Subhuman primates appear to be more sensitive to reproductive and other adverse effects of PCBs than humans. Obvious external clinical signs are observed in the offspring of subhuman primates at dosage levels below those experienced by female capacitor workers and members of the general population prior to the control of PCBs.     

In utero exposure to low-dose 2,3',4,4',5-pentachlorobiphenyl (PCB 118) impairs male fertility and alters neurobehavior in rat offspring

Neurobehavior (motor activity and developmental reflexes) and male reproductive parameters were evaluated in rat offspring after in utero exposure to a low dose of PCB 118 comparable to human exposure levels. Sprague-Dawley dams were treated on gestation day 6 by gavage with a single dose of 375 microg PCB 118/kg body weight or peanut oil (control). The dose was calculated to be approximately 100-fold higher than that found in human breast milk. Postnatal reflexes, motor activity and male reproductive performance were evaluated in rat offspring after exposure to PCB 118. Evaluation of locomotor activity for five consecutive days during puberty (PND 70-74) revealed hyperactivity in offspring from PCB 118-exposed dams. In adult males (PND 170), clear effects on reproductive organs were observed in PCB-exposed animals which had smaller testes, epididymides and seminal vesicles (absolute and relative weights). Decreases in sperm and spermatid numbers and impairment of daily sperm production were also observed. Our results clearly demonstrate that low-dose exposure to PCB 118 alters neurobehavior and impairs adult male fertility in offspring. This is in contrast to the reported increases in sperm production and testis weight in rat after high dose PCB exposures. PCBs appear to possess variable dose-related effects and therefore low-dose studies are important to obtain a complete picture for human risk assessment.     

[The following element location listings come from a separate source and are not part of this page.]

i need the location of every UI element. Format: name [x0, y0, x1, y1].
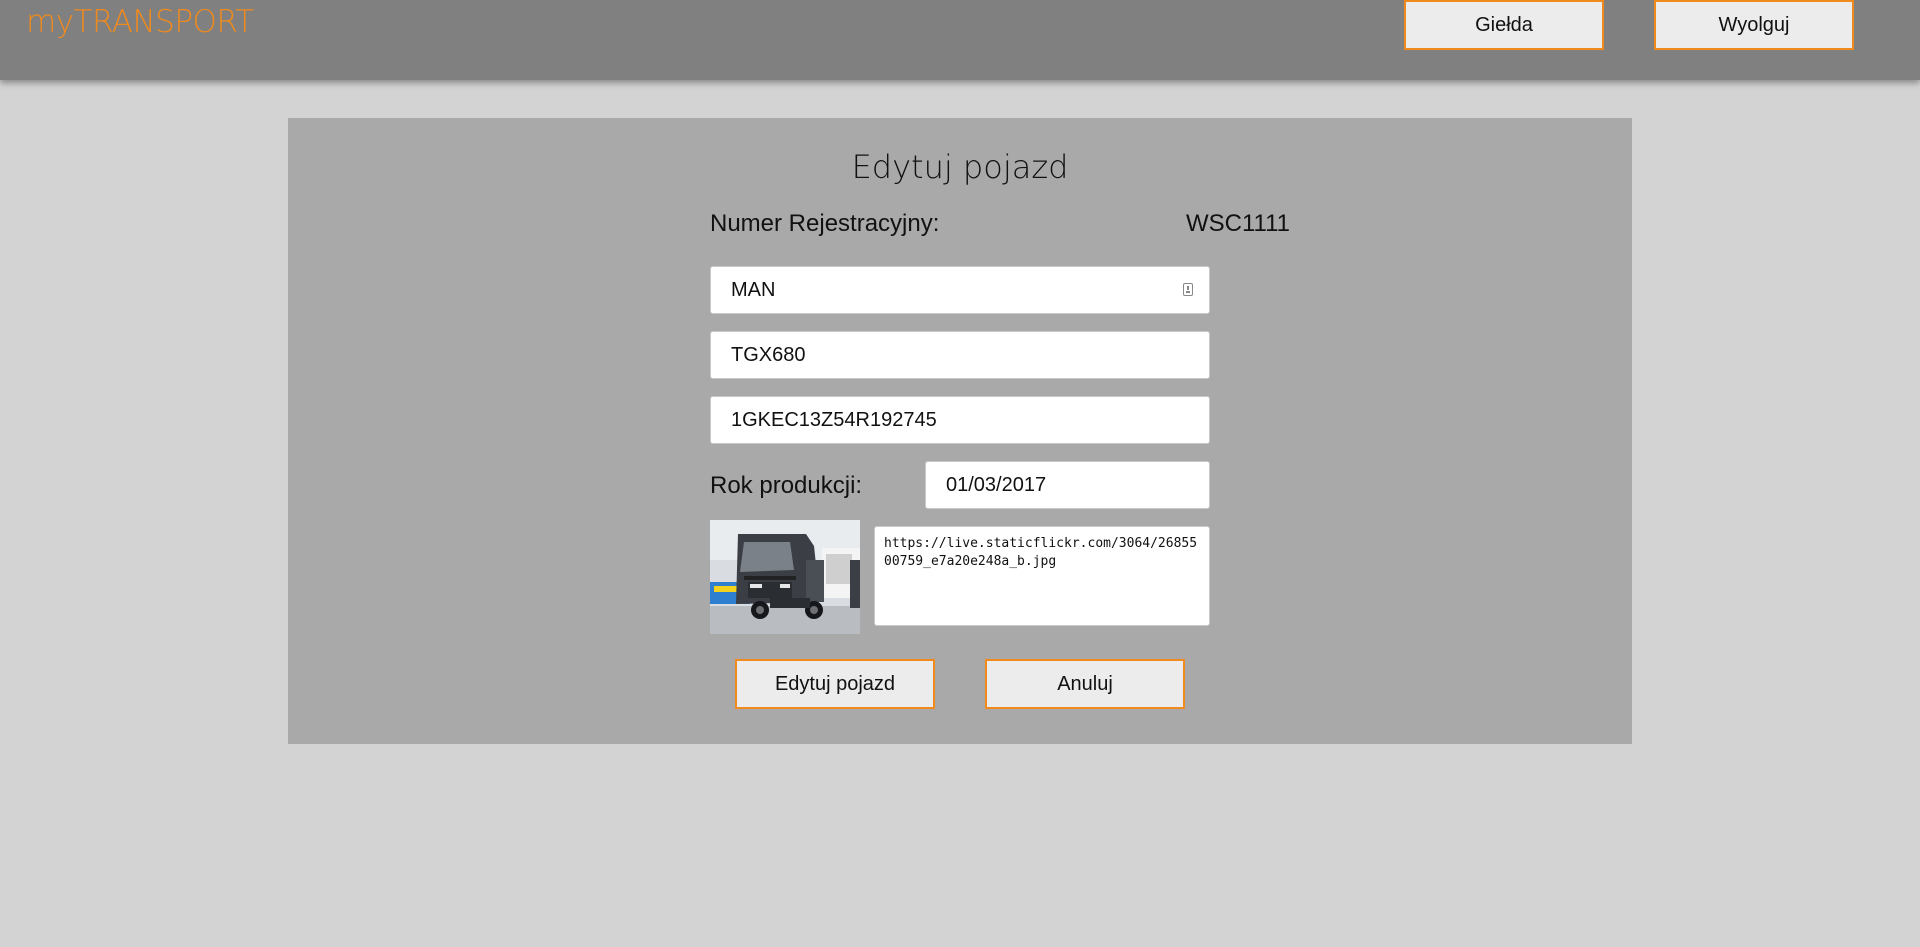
vin-input[interactable] — [710, 396, 1210, 444]
production-year-label: Rok produkcji: — [710, 472, 863, 499]
model-input[interactable] — [710, 331, 1210, 379]
logout-button[interactable]: Wyolguj — [1654, 0, 1854, 50]
page-title: Edytuj pojazd — [851, 148, 1069, 186]
edit-vehicle-button[interactable]: Edytuj pojazd — [735, 659, 935, 709]
image-url-textarea[interactable]: https://live.staticflickr.com/3064/26855… — [874, 526, 1210, 626]
truck-photo-illustration — [710, 520, 860, 634]
gielda-button[interactable]: Giełda — [1404, 0, 1604, 50]
brand-input[interactable] — [710, 266, 1210, 314]
brand-logo[interactable]: myTRANSPORT — [26, 4, 254, 40]
autofill-contact-icon[interactable] — [1183, 283, 1193, 296]
production-year-date-input[interactable] — [925, 461, 1210, 509]
top-navigation-bar: myTRANSPORT Giełda Wyolguj — [0, 0, 1920, 80]
vehicle-photo — [710, 520, 860, 634]
registration-label: Numer Rejestracyjny: — [710, 210, 940, 237]
registration-value: WSC1111 — [1185, 210, 1290, 237]
cancel-button[interactable]: Anuluj — [985, 659, 1185, 709]
edit-vehicle-panel: Edytuj pojazd Numer Rejestracyjny: WSC11… — [288, 118, 1632, 744]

Chronic treatment with polychlorinated biphenyls (PCB) during pregnancy and lactation in the rat: Part 1: Effects on somatic growth, growth hormone-axis activity and bone mass in the offspring

Polychlorinated biphenyls (PCBs) are pollutants detected in animal tissues and breast milk. The experiments described in the present paper were aimed at evaluating whether the four PCB congeners most abundant in animal tissues (PCB-138, -153, -180 and -126), administered since fetal life till weaning, can induce long-term alterations of GH-axis activity and bone mass in the adult rat. We measured PCB accumulation in rat brain and liver, somatic growth, pituitary GH expression and plasma hormone concentrations at different ages. Finally, we studied hypothalamic somatostatin expression and bone structure in adulthood, following long-term PCB exposure.Dams were treated during pregnancy from GD15 to GD19 and during breast-feeding. A constant reduction of the growth rate in both male and female offspring from weaning to adulthood was observed in exposed animals. Long-lasting alterations on hypothalamic-pituitary GH axis were indeed observed in PCB-exposed rats in adulthood: increased somatostatin expression in hypothalamic periventricular nucleus (both males and females) and lateral arcuate nucleus (males, only) and decreased GH mRNA levels in the pituitary of male rats. Plasma IGF-1 levels were higher in PCB-exposed male and female animals as compared with controls at weaning and tended to be higher at PN60. Plasma testosterone and thyroid hormone concentrations were not significantly affected by exposure to PCBs. In adulthood, PCBs caused a significant reduction of bone mineral content and cortical bone thickness of tibiae in male rat joint to increased width of the epiphyseal cartilage disk. In conclusion, the developmental exposure to the four selected PCB compounds used in the present study induced far-reaching effects in the adult offspring, the male rats appearing more sensitive than females.